Alvarezsaurs were among the smallest dinosaurs of all, measuring just a few feet long and weighing less than 5 kilograms (10 pounds). "Some of them had only a single functional finger on their hand, which they probably used to prod deep into the nests of bugs, which were one of their main food sources," Brusatte said.

Oviraptorosaurs, were a group of small omnivores that were lightweight, lacked teeth and had tall, hollow crests on their skulls. The recently discovered Anzu -- the so-called "
" -- came by its nickname honestly. It towered more than five feet tall, weighed more than 400 pounds, and was covered in a coat of feathers.

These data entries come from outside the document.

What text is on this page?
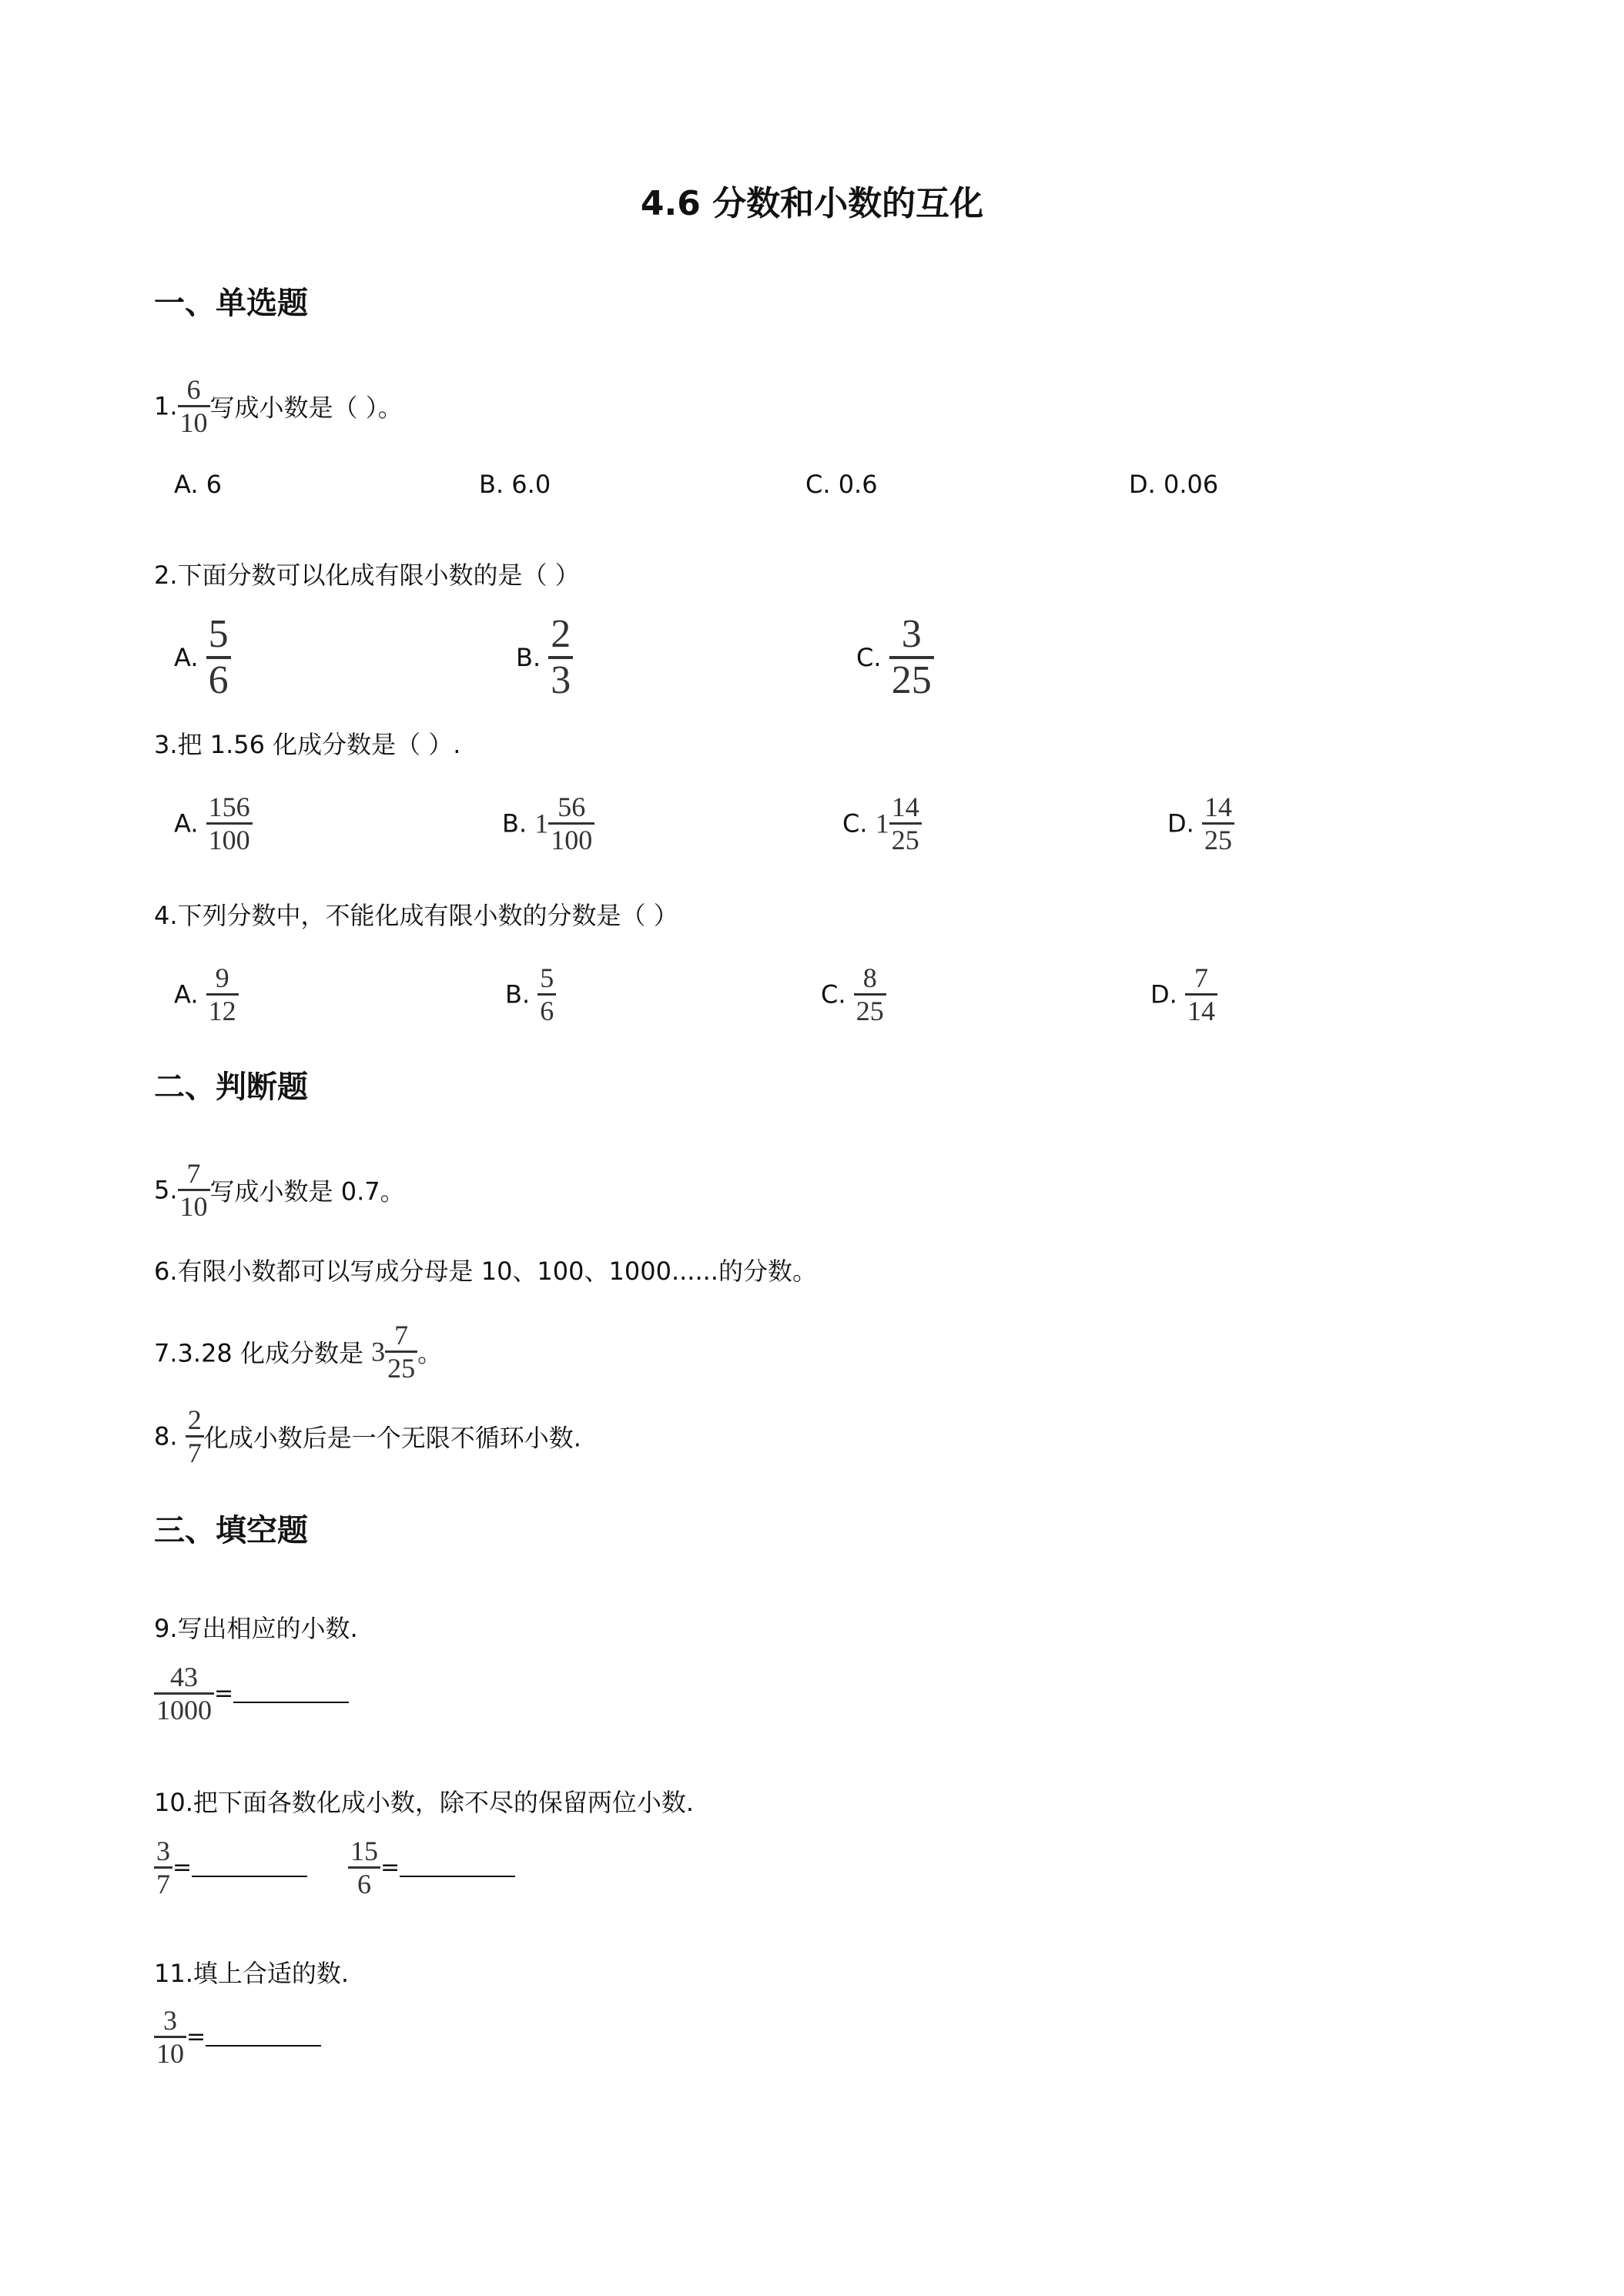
4.6 分数和小数的互化
一、单选题
1. $\frac{6}{10}$ 写成小数是（ ）。
A. 6	B. 6.0	C. 0.6	D. 0.06
2.下面分数可以化成有限小数的是（ ）
A. $\frac{5}{6}$	B. $\frac{2}{3}$	C. $\frac{3}{25}$
3.把 1.56 化成分数是（ ）.
A. $\frac{156}{100}$	B. $1 \frac{56}{100}$	C. $1 \frac{14}{25}$	D. $\frac{14}{25}$
4.下列分数中，不能化成有限小数的分数是（ ）
A. $\frac{9}{12}$	B. $\frac{5}{6}$	C. $\frac{8}{25}$	D. $\frac{7}{14}$
二、判断题
5. $\frac{7}{10}$ 写成小数是 0.7。
6.有限小数都可以写成分母是 10、100、1000......的分数。
7.3.28 化成分数是 $3 \frac{7}{25}$ 。
8. $\frac{2}{7}$ 化成小数后是一个无限不循环小数.
三、填空题
9.写出相应的小数.
$\frac{43}{1000}$ =
10.把下面各数化成小数，除不尽的保留两位小数.
$\frac{3}{7}$ =	$\frac{15}{6}$ =
11.填上合适的数.
$\frac{3}{10}$ =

"Troodontids were probably the smartest dinosaurs of all, as they had the largest brains relative to their body size of any dinosaur group," Brusatte said. "Most troodontids were small, fast-running dinosaurs that probably ate both meat and plants." Among the most recently discovered of this group are the small, feathered Anchiornis and Xiaotingia, which lived in China about 160 million years ago. "They look eerily similar to birds, so much so that some researchers think they could be primitive birds rather than troodontids with wings and feathers," Brusatte said.

Dromaeosaurids were "raptor dinosaurs" that include Velociraptor from "Jurassic Park" fame. These dinosaurs were pack hunters who wielded a sharp, hyper-extendable "killer claw" on their second toe. "One of the most recently discovered dromaeosaurids is Balaur, a poodle-sized terror from Romania which had not one, but two 'killer claws' on each foot."

"The oldest birds, like Archaeopteryx that lived 150 million years ago in Germany, are very hard to distinguish from their closest dinosaurian relatives," Brusatte said. "Unlike living birds, they had teeth, sharp claws on their wings, and long tails." "Over the past two decades," he continued, "over 50 new species of Mesozoic birds have been discovered in northeastern China, in the same rock units as the famous 'feathered dinosaurs.' So many birds are preserved here because entire ecosystems were buried by volcanic eruptions, turning animals to stone like a dinosaur version of Pompeii."

"The 10,000 species of birds that live today -- from hummingbirds to ostriches -- are modern dinosaurs," Brusatte said. "They are dinosaurs in the same way that humans are mammals. The classic body plan of living birds -- feathers, wings, wishbones, air sacs extending into hollow bones -- did not evolve suddenly but was gradually assembled over tens of millions of years of evolution. But, when this body plan finally came together completely, it unlocked great evolutionary potential that allowed birds to evolve at a super-charged rate." "They underwent a burst of evolution early in their history, which eventually led to the 10,000 species alive today -- more than twice the number of mammals."